“I am incapable of succinctly praising this poet’s immense talent.” —TERRANCE HAYES
Often the most recognized, even brutal, events in American history are segregated by a politicized, racially divided “Color Line.” But how do we privately experience the most troubling features of American civilization? Where is the Color Line in the mind, in the body, between bodies, between human beings?
Selected for the National Poetry Series by Dan Beachy-Quick, Ed Pavlic’s Visiting Hours at the Color Line attempts to complicate this black and white, straight-line feature of our collective imagination, and to map its nonlinear, deeply colored timbres and hues. From daring prose poems to powerful free verse, Pavlic’s lines are musically infused, bearing tones of soul, R & B, and jazz. They link the influence of James Baldwin with a postmodern consciousness descended from Samuel Beckett, tracking the experiences of American characters through situations both mundane and momentous. The resulting poems are intense, ambitious, and psychological, making Visiting Hours at the Color Line a poetic tour de force.
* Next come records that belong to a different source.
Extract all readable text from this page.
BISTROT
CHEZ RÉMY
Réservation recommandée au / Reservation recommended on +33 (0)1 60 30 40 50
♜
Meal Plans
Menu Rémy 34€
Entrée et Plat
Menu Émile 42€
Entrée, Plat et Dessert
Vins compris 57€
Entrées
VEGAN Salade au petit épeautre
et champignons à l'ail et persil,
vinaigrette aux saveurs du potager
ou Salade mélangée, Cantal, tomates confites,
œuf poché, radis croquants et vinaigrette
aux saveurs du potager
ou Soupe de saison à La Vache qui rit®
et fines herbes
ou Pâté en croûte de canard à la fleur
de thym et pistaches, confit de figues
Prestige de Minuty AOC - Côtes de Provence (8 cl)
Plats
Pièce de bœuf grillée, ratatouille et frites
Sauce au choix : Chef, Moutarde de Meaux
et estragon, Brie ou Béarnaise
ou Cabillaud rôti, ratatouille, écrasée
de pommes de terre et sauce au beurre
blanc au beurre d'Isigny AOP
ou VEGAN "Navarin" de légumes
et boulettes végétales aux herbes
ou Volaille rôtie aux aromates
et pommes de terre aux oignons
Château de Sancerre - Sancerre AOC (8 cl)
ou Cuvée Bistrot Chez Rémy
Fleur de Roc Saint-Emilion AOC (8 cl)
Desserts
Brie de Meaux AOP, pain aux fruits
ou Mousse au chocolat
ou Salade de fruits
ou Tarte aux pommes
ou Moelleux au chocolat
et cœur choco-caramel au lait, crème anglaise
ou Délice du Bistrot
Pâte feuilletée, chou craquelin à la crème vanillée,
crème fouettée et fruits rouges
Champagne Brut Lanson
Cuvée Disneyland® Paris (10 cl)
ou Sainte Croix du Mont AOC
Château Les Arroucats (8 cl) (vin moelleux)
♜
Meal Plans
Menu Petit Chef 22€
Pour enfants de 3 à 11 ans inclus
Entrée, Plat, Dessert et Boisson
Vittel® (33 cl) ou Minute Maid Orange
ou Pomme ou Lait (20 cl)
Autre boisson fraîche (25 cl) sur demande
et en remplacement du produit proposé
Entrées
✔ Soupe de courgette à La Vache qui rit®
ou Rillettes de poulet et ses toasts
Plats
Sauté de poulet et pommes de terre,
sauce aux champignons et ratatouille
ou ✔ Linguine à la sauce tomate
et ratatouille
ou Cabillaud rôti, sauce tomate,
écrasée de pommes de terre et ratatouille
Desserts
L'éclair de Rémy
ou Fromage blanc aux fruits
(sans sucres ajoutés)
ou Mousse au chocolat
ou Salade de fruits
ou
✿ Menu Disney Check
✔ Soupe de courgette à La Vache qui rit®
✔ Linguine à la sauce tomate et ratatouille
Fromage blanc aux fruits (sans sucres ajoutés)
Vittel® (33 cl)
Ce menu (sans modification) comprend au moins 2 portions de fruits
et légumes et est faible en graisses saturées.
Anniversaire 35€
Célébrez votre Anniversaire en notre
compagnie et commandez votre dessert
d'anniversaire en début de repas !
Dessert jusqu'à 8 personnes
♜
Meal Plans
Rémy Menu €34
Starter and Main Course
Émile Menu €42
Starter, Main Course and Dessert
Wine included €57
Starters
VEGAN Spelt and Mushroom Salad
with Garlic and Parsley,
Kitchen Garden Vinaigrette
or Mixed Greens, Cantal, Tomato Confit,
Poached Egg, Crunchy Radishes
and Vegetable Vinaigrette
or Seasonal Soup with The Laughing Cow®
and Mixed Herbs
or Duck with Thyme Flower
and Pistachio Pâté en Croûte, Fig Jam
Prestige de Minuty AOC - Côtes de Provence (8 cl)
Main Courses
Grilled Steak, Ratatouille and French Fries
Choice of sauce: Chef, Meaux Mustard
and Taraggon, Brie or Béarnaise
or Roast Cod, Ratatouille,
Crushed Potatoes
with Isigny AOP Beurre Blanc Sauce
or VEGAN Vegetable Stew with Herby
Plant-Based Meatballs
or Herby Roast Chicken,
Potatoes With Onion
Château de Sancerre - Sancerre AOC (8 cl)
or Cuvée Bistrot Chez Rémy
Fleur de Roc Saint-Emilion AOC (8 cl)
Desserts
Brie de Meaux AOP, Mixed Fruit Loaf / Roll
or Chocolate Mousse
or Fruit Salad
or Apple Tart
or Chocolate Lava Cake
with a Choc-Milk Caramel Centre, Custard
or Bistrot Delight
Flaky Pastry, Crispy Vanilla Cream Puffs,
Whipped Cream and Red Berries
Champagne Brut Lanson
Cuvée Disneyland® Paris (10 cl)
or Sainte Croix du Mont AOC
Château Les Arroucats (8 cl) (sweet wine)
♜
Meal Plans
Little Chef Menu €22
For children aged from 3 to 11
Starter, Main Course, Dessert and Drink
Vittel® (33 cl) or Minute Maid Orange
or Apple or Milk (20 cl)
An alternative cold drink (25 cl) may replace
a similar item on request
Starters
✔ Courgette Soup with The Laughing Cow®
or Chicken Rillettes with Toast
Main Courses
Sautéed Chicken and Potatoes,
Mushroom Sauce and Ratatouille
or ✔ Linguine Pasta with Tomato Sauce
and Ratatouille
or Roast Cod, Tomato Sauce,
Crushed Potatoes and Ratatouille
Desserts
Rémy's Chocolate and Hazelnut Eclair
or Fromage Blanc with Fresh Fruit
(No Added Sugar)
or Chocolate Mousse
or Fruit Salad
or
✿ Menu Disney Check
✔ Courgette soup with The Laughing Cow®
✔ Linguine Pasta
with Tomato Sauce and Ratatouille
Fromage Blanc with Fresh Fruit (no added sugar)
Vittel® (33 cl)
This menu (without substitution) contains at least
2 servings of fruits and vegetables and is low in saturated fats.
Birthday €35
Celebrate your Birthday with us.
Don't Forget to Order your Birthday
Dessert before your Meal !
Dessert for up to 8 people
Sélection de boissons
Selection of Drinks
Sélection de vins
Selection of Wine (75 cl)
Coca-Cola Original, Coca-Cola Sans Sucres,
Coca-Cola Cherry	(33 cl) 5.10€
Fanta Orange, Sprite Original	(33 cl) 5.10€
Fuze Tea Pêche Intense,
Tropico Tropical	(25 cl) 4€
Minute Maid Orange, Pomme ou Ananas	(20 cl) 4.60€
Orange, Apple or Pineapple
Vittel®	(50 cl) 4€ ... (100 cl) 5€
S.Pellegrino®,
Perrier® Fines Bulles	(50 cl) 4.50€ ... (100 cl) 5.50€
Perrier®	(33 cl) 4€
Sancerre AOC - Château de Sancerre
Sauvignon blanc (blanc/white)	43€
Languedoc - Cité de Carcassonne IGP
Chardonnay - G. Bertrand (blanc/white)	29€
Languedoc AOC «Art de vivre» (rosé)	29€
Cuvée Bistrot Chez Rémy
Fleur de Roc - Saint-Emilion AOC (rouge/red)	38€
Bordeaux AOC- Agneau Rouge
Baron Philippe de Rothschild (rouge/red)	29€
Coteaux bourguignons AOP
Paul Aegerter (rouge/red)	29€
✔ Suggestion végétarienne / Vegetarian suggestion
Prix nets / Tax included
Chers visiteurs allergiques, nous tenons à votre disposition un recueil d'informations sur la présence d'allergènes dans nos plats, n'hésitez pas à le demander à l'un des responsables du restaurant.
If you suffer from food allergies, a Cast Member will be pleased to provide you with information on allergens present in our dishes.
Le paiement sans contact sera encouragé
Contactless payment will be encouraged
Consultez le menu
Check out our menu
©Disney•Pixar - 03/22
Praise for Visiting Hours at the Color Line
These remarkable poems are in conversation with us: our culture, our history, our ghosts. Even after enraptured multiple readings, I am incapable of succinctly praising this poet’s immense talent and this new book’s urgent, beautiful complexities.”
Terrance Hayes
To fully enjoy the sweet complexity and gravity-defying genre blending in Visiting Hours at the Color Line, one has to first put aside fears of postmodern tricksterism and fake-outs, then come to believe that talk’ happens without words. Inside Ed Pavlic's staunch, idiomatic phrasings and syntactic figurations is a heart bursting with sharp observations and a desire to read the nonverbal signs that point to and record our supreme humanity.”
Major Jackson
Ever since I discovered Ed Pavlic's poetry, I find myself measuring other authors against the steady stream of his voice, and the heart and politics one finds in his short and long linesthe very sound of freedom.”
Hilton Als
These poems don’t prove, but play within the fundamental suspicion that ethics and erotics are one. It is a tune we need to hear: one that lulls where sleep rightly beckons, and one that wakes as exactly where it is we must be awake.”
Dan Beachy-Quick
Praise for Ed Pavlic
"Ed Pavlic's poems are rituals for awareness. A stunning contribution to international literature."
Nathalie Handal
"There's a beauty embodied in this poet's straightforward journey."
Yusef Komunyakaa
"Ed Pavlic's poetry balances itself on a tightrope of musical strings strung across a precipice between the irrational and the rational. The body of his work is a kind of musical instrument: horn-guitar-percussion-words. Like jazz he wants to be without notaion, but he is a poet, stuck with language, various cultures that have caught his attention. And reading him is a theatrical experience."
Stanley Moss
"The tension in Ed Pavlic's poems is a language-cable wrought to swing you out over unnerving spaces, let you see and hear what they really hold, and bring you back up more alive than you were before. Dialogic, dangerous, this is a poetics of body and soul, music to listen to with all five senses."
Adrienne Rich
Ed Pavlic is the author of five previous books, including Winners Have Yet to be Announced: A Song for Donny Hathaway and Paraph of Bone & Other Kinds of Blue. His awards include The American Poetry Review/Honickman First Book Prize, among others. In 2012, he was a fellow at Harvard University's W.E.B. DuBois Institute. Pavlic teaches at the Universiy of Georgia and lives in Athens.